超速离心机（Beckman公司，美国）；酶标仪（Omega公司，德国）；倒置相差显微镜（Olympus公司，日本）；实时荧光定量PCR仪（Bio-Rad公司，美国）；流式细胞仪（BD公司，美国）；Micro-CT（Scanco Medical公司，瑞士）；Image-Pro Plus软件（Media Cybernetics公司，美国）；GraphPad Prism软件（GraphPad Software公司，美国）。

1.2 体外实验

1.2.1 BMSCs分离培养及鉴定

取7只4周龄小鼠，过量麻醉处死后置于75%乙醇5 min；分离股骨及胫骨，剪开长骨两端，以适量α-MEM培养基冲洗骨髓腔，收集冲洗液；以离心半径13 cm、1500 r/min离心5 min后，置于含BMSCs生长培养基（含10%FBS、100 U/mL青霉素、100 mg/mL硫酸链霉素的α-MEM培养基）的培养皿中，于37℃、5%CO₂ 孵箱中培养，每2～3天换液去除未黏附细胞，待细胞达80%融合后传代。

取对数生长期第3代细胞行细胞表型鉴定，流式细胞学检测示细胞表型标志物CD29、CD105阳性表达，表达率分别为96.38%、97.81%；CD34、CD45阴性表达，表达率分别为1.26%、0.82%。
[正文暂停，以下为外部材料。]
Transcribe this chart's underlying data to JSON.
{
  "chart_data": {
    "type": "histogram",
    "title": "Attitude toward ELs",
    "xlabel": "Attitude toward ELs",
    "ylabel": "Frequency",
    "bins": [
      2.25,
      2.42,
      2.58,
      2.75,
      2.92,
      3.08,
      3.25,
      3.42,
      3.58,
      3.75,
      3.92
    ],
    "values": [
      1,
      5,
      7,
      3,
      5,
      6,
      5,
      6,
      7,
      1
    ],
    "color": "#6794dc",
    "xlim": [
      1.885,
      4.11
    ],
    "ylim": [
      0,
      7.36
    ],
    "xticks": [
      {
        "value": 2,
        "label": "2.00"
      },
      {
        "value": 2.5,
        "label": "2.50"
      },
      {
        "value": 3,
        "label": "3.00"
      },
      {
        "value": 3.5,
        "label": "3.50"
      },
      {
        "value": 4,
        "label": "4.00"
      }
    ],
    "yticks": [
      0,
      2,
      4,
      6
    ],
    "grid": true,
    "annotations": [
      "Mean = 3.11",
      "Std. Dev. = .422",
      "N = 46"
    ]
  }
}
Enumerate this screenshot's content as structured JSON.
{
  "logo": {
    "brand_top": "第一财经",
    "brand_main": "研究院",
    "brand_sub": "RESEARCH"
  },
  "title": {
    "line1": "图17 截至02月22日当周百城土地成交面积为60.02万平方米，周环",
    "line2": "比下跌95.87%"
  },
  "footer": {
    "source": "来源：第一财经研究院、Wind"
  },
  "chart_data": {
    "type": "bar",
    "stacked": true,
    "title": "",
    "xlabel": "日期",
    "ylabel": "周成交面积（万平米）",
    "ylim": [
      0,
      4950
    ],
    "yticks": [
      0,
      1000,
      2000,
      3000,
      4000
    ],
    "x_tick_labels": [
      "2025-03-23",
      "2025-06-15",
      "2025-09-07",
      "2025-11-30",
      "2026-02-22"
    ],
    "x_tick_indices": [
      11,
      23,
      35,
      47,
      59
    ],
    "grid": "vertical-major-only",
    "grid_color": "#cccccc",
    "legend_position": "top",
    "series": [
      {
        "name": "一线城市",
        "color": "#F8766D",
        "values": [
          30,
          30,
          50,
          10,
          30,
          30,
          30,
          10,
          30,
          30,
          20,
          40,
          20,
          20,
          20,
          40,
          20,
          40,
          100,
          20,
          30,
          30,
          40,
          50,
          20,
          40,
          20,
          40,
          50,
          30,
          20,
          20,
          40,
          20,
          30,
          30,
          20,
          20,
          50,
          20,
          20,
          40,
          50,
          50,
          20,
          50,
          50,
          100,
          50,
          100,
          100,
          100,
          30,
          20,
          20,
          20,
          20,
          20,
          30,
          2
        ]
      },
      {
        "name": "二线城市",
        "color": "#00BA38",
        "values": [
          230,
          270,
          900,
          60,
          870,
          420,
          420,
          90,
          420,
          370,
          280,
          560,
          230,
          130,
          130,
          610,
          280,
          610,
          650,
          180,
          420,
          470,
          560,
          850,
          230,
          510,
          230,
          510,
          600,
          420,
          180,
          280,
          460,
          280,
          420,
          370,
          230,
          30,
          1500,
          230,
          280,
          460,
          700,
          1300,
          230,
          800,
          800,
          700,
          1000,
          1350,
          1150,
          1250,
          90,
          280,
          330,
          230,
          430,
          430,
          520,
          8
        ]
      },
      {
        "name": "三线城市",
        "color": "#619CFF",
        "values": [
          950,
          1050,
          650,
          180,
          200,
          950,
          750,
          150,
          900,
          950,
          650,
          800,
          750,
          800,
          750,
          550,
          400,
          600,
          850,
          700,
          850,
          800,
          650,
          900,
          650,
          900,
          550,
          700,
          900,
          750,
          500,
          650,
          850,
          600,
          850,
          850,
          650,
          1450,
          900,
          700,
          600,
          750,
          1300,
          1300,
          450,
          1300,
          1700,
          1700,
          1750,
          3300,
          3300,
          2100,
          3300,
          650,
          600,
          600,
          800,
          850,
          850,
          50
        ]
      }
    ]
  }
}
分离培养细胞符合MSCs表达特性，取第3代细胞用于下一步实验。

1.2.2 Rspo2对BMSCs活性的影响

取BMSCs以1×10⁴个/孔密度接种于96孔板，置于37℃、5%CO₂孵箱中孵育24 h后，分别加入浓度为10、20、40、80和100 nmol/L的Rspo2共培养24 h；每个浓度取6孔细胞，采用CCK-8法观测增殖情况，记录450 nm处吸光度（A）值，取均值。观察不同浓度Rspo2处理后BMSCs增殖差异，筛选不影响细胞活性浓度的Rspo2进行后续实验。并选取24 h细胞活性最强的浓度组连续培养24、48、72 h，观察Rspo2对BMSCs增殖影响。

1.2.3 Rspo2对BMSCs成骨能力的影响

将BMSCs以1×10⁶个/孔接种于12孔板，孔板中分别滴加筛选的不同浓度Rspo2以及含15%FBS的α-MEM培养基；于37℃、5%CO₂ 孵箱中培养5 d后，加入25 μg/mL维生素C和5 mmol/L β-甘油磷酸以诱导成骨分化；诱导培养7 d后，取细胞进行ALP染色及实时荧光定量PCR（RT-qPCR）检测。以正常培养BMSCs作为对照。

① ALP染色：将细胞固定于10%甲醛15 min，PBS清洗3遍后加入ALP染色液，室温下孵育30 min后移除染色液，光镜下观察呈蓝紫色的阳性细胞，采用Image-Pro Plus软件测量ALP阳性细胞面积。实验重复3次。

② RT-qPCR检测：取细胞采用TRIzol试剂分离总RNA后，以PrimeScript RT逆转录试剂盒转化为cDNA，使用SYBR Premix Ex TaqⅡ试剂盒进行RCR扩增。热循环条件：95℃初始变性30 s，95℃ 5 s、60℃ 20 s、72℃ 15 s，共40个循环。以GAPDH为内参，采用2^–ΔΔCt方法计算成骨相关基因RUNX家族转录因子2（RUNX family transcription factor 2，Runx2）、Ⅰ型胶原（collagen type Ⅰ alpha 1，Col1）、骨钙素（osteocalcin，OCN）相对表达量。实验重复3次。引物序列见表1。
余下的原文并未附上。